5 Things You Should Know About the FBI’s Massive New Biometric Database

Tuesday, January 10, 2012
By Paul Martin

Civil libertarians worry about the roll-out of Next Generation Identification, a massive expansion of the agency’s current biometric database.

By Tana Ganeva
AlterNet.org

The FBI claims that their fingerprint database (IAFIS) is the “largest biometric database in the world,” containing records for over a hundred million people. But that’s nothing compared to the agency’s plans for Next Generation Identification (NGI), a massive, billion-dollar upgrade that will hold iris scans, photos searchable with face recognition technology, palm prints, and measures of gait and voice recordings alongside records of fingerprints, scars, and tattoos.
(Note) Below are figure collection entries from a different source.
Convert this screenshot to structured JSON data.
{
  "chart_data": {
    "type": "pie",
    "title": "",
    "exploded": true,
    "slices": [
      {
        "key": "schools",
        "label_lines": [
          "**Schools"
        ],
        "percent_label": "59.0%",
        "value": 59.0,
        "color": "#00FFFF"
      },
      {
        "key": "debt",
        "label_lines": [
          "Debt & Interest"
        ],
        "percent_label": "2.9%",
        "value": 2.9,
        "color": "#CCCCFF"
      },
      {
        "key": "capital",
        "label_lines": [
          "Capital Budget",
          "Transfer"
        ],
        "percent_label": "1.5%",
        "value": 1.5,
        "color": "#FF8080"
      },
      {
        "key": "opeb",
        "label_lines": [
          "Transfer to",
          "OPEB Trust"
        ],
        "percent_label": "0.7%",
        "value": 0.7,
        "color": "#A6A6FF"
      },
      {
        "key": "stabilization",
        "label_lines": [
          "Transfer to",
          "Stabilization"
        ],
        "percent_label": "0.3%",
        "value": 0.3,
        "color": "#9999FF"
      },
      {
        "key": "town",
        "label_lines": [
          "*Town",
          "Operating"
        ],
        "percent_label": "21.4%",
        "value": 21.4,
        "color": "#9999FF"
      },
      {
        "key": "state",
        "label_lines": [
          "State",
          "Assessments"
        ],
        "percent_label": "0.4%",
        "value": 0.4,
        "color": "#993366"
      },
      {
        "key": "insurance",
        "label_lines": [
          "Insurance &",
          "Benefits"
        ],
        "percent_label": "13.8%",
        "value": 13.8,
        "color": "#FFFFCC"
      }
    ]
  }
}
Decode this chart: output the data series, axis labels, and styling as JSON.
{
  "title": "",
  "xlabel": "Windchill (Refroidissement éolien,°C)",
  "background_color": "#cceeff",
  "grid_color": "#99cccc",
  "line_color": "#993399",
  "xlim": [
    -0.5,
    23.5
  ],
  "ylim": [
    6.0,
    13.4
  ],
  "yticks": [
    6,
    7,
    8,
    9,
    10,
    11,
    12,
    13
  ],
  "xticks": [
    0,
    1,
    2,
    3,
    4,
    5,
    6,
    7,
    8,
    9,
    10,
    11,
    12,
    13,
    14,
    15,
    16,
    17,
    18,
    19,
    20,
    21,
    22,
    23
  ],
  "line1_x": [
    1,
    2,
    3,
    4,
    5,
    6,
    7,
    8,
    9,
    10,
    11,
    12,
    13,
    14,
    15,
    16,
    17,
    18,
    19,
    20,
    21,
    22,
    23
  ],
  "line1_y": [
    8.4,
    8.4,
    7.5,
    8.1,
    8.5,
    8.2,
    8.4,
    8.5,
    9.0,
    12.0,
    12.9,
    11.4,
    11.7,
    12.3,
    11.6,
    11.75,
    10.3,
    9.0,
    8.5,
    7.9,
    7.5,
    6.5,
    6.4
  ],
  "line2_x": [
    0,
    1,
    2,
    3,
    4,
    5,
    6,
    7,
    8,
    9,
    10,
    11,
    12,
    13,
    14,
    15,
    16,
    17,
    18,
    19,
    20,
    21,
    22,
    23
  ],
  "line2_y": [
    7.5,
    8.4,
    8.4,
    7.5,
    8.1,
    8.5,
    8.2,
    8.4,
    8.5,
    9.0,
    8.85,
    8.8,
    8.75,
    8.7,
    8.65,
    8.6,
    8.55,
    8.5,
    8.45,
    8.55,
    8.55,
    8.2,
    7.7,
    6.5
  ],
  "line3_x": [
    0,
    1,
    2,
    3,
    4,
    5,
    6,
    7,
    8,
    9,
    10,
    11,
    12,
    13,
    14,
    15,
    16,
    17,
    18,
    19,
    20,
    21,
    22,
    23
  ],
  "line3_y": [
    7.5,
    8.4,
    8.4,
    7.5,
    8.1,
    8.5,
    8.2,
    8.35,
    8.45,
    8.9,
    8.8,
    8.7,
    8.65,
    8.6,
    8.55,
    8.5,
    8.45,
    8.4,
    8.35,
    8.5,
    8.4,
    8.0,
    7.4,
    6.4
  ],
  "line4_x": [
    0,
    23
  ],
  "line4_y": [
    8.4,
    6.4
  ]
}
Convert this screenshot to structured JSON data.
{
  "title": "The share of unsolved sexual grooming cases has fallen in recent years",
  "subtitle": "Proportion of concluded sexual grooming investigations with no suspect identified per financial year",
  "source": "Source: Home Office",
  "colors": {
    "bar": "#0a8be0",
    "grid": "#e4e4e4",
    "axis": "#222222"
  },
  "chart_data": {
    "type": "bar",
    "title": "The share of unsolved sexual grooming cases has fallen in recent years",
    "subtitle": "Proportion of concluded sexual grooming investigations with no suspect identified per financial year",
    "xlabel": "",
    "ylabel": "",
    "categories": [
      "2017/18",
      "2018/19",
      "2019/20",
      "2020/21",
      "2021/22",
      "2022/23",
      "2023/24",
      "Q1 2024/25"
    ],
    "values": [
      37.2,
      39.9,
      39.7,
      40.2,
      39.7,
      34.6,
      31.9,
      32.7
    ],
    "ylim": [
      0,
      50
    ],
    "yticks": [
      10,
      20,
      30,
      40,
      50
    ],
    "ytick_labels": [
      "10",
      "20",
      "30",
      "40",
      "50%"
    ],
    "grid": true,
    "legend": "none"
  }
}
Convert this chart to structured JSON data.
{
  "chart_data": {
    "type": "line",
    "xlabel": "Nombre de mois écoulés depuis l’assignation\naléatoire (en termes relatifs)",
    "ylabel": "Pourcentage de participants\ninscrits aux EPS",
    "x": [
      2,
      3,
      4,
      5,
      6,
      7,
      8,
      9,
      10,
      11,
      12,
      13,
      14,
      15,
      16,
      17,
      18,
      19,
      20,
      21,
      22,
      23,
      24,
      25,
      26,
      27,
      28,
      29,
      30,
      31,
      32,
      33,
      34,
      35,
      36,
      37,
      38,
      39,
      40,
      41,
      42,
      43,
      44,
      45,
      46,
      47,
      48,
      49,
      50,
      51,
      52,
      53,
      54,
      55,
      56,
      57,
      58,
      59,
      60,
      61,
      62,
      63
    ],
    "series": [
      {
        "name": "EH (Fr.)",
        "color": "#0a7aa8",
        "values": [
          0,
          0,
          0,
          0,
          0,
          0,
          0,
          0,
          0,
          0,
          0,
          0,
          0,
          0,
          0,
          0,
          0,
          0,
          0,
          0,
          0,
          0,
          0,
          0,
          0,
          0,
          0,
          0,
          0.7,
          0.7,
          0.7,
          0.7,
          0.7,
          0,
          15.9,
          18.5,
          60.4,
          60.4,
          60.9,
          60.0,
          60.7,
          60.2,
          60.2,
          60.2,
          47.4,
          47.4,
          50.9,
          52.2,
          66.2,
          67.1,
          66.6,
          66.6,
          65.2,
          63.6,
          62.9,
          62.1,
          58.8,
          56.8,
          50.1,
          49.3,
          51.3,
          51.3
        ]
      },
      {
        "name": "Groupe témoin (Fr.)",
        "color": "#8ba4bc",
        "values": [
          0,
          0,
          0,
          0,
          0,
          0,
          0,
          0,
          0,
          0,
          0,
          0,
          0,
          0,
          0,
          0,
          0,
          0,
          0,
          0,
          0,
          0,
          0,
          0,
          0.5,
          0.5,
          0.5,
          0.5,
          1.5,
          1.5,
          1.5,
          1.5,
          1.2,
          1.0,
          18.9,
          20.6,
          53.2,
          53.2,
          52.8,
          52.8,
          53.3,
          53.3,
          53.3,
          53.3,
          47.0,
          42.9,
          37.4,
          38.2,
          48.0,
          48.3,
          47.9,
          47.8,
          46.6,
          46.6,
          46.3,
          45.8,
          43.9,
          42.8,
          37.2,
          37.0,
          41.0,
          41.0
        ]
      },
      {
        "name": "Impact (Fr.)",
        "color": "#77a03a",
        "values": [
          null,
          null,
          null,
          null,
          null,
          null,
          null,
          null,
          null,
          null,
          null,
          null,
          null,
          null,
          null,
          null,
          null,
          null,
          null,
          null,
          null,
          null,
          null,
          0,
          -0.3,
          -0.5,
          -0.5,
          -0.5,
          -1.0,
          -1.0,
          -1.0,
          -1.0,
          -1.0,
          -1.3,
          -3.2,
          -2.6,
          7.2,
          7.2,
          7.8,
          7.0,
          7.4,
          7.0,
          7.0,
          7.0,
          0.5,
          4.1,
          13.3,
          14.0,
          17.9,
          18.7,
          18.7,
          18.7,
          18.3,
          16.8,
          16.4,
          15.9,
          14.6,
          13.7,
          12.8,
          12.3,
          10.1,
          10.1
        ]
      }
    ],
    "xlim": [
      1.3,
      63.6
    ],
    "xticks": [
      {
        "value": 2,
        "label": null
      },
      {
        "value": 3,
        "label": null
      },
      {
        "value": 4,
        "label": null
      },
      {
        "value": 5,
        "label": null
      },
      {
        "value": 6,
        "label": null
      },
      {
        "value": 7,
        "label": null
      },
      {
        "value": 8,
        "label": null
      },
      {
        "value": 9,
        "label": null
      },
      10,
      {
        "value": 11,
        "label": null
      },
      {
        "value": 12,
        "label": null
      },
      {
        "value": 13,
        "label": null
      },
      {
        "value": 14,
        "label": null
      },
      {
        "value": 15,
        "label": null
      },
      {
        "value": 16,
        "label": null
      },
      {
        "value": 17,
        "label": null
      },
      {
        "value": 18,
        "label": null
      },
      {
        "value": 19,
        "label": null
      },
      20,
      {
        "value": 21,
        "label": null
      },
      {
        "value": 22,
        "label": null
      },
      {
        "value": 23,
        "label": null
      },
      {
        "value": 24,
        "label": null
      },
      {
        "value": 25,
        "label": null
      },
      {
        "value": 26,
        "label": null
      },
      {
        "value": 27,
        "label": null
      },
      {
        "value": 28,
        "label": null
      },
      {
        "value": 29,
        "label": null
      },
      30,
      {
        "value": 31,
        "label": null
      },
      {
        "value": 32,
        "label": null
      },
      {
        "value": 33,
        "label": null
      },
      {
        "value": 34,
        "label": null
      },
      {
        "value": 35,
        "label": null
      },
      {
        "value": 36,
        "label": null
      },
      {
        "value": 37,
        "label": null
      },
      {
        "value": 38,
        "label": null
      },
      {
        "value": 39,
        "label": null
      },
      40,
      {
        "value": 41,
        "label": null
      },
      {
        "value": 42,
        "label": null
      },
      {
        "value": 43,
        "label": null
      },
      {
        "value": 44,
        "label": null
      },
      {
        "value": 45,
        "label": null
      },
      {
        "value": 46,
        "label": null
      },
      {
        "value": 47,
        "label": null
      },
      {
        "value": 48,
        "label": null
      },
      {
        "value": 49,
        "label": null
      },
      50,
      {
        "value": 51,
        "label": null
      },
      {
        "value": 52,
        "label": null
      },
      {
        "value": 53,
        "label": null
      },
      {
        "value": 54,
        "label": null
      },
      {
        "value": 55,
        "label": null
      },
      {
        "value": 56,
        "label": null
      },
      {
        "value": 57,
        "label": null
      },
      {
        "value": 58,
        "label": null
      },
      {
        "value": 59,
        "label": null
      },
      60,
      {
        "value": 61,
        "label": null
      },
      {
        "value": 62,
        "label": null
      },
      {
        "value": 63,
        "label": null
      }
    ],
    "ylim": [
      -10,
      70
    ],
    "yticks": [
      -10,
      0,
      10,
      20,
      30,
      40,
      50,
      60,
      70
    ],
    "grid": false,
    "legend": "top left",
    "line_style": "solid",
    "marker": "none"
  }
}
Ambitions for the final product are candidly spelled out in an agency report: “The FBI recognizes a need to collect as much biometric data as possible within information technology systems, and to make this information accessible to all levels of law enforcement, including International agencies.” (A stack of documents related to NGI was obtained by the Center for Constitutional Rights and others after a FOIA lawsuit.)

It’ll be “Bigger — Better — Faster,” the FBI brags on their Web site. Unsurprisingly, civil libertarians have concerns about the privacy ramifications of a bigger, better, faster way to track Americans using their body parts.